Clean water advocates and concerned citizens across the nation will be monitoring a blockbuster Kentucky court case today, which will ultimately determine whether citizens can intervene in a state’s gross mishandling of indisputable acts of contempt and egregious Clean Water Act violations by two coal companies.
According to many observers, the sheer number of fraudulent acts and mind-boggling oversights could turn this case into Big Coal’s Watergate–or Clean Watergate.
Thanks to the extraordinary investigative work of clean water advocates, Kentucky subsidiaries of International Coal Group and Frasure Creek Mining were signaled out in an intent to sue notice last October of “over 20,000 incidences of these three companies either exceeding permit pollution limits, failing to submit reports, or falsifying the required monitoring data. These violations could result in fines that may exceed 740 million dollars.”
Read that again: Over 20,000 incidences.
And yet, on one side of the courtroom today, humiliated Kentucky state officials who made an 11th hour move in December to slap a small fine–less than 1% of the possible fine–and limited “corrective actions” on the two companies’ admittedly blatant violations, now claim that citizens groups are “unwarranted burdens.”
Today’s hearing in the Franklin Circuit Court in Kentucky comes at the end of a public comment period required by the judge, regarding an intent to sue notice filed by affected Kentucky residents and citizens groups including Appalachian Voices, Kentuckians for the Commonwealth (KFTC), the Kentucky Riverkeeper, Waterkeeper Alliance and The Appalachian Citizens’ Law Center last October.
Back in October, Appalachian Voices’ legendary waterkeeper and watchdog Donna Lisenby, hailed by many in the nation as a cross between Rachel Carson, Mother Teresa and Rudy Guliani. spelled out the troubling nature of this case:
“The sheer number of violations we found while looking over these companies’ monitoring reports is astounding. It shows a systematic and pervasive pattern of misinformation. These companies are making a mockery of their legal responsibility under the Clean Water Act and, more troubling, their moral obligation to the people of the state of Kentucky.”
As part of their public comment, the Kentucky Riverkeeper and Appalachian Voices advocates filed an additional 35-page review last week of “additional data, facts and analysis that demonstrate why the Cabinet has not diligently prosecuted the case and why environmental groups should be allowed to intervene.” Noting blatant cut and pass infractions, among numerous errors, their analysis found:
Stronger remedial measures and a corrective action plan with third party neutral oversight is needed to make the coal companies come into compliance…

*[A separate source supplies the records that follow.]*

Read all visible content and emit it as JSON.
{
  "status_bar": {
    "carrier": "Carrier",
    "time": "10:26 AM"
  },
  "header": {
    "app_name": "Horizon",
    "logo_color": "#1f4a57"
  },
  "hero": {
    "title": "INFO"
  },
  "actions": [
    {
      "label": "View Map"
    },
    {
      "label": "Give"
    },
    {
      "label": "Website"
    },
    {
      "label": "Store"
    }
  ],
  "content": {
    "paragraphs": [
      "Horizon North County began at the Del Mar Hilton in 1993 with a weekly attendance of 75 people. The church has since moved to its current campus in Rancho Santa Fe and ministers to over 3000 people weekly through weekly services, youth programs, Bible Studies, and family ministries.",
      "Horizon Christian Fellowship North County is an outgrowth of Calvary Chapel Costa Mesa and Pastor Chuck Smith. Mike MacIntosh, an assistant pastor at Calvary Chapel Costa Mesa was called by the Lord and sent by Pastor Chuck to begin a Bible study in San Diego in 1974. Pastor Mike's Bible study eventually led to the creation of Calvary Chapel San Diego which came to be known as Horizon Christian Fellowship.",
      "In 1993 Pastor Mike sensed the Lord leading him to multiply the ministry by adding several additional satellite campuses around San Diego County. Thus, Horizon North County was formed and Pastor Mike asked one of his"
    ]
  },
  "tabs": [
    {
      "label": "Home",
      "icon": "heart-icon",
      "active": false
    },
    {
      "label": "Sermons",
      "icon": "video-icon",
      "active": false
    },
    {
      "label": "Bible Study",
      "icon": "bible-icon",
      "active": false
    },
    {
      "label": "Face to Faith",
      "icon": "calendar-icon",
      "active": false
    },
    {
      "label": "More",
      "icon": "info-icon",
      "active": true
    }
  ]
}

First, the weakness of the consent judgments becomes apparent when you note that the environmental groups found over 20,000 violations of the Clean Water Act with 740 million in fines while the Cabinet found only 2,765 violations with fines of $660,000. Thus, the Cabinet found only 13.85 % the number of violations and levied less than 1% of the maximum fines possible.
Second, the weakness of the consent judgments becomes even more apparent when you examine what was possible using the Cabinet’s own data. .
In just one example of the many discharge monitoring reports submitted by ICG., they added:
“The DMR contains 42 identically repeated test results from the first quarter of 2009 to the second quarter of 2009. In the second quarter DMR, the 4 in the first quarter submittal date of 4/15/09 was scratched out and above it someone working for ICG penciled in the number 7. If this were a forgery case brought by the criminal justice system against someone accused of forging checks, the state would use this as evidence in the criminal prosecution that someone intentionally forged the check. For example, if John Doe originally wrote a check to Jane Simpson for 400 dollars and then Jane Simpson scratched out the number 4 and replaced it with the number 7 to make the check 700 dollars; this would be compelling evidence that Ms. Simpson made the change intentionally.”
As many coalfields residents know, the $660,000 fine is a worthwhile slap on the wrist for coal companies like International Coal Group that continue to post huge million dollar quarterly profits.
More so, affected citizens argue that’s it hard to imagine what Kentucky–or any coalfields community–would look like without neutral third party monitoring. Nearly a year ago, Kentuckians for the Commonwealth and the Sierra Club filed a complaint that the Frasure Creek Mining company had begun three mountaintop removal mining operations without proper permits. Less than two years ago, a massive boulder from a Frasure Creek Mining operation smashed the bedroom walls of a Floyd County resident’s home.
The Kentuckians for the Commonwealth have posted an excellent background on the case here.
Looking back on the Watergate scandal in the 1970s, Washington Post publisher Katharine Graham noted: “If we had failed to pursue the facts as far as they led, we would have denied the public any knowledge of an unprecedented scheme of political surveillance and sabotage.”
Considering the unprecedented scheme of Clean Water Act violations in these Kentucky cases, let’s hope the Franklin Circuit Court–and the nation’s media–will pursue the facts and make sure the public is not denied any knowledge or intervention in these outrageous acts.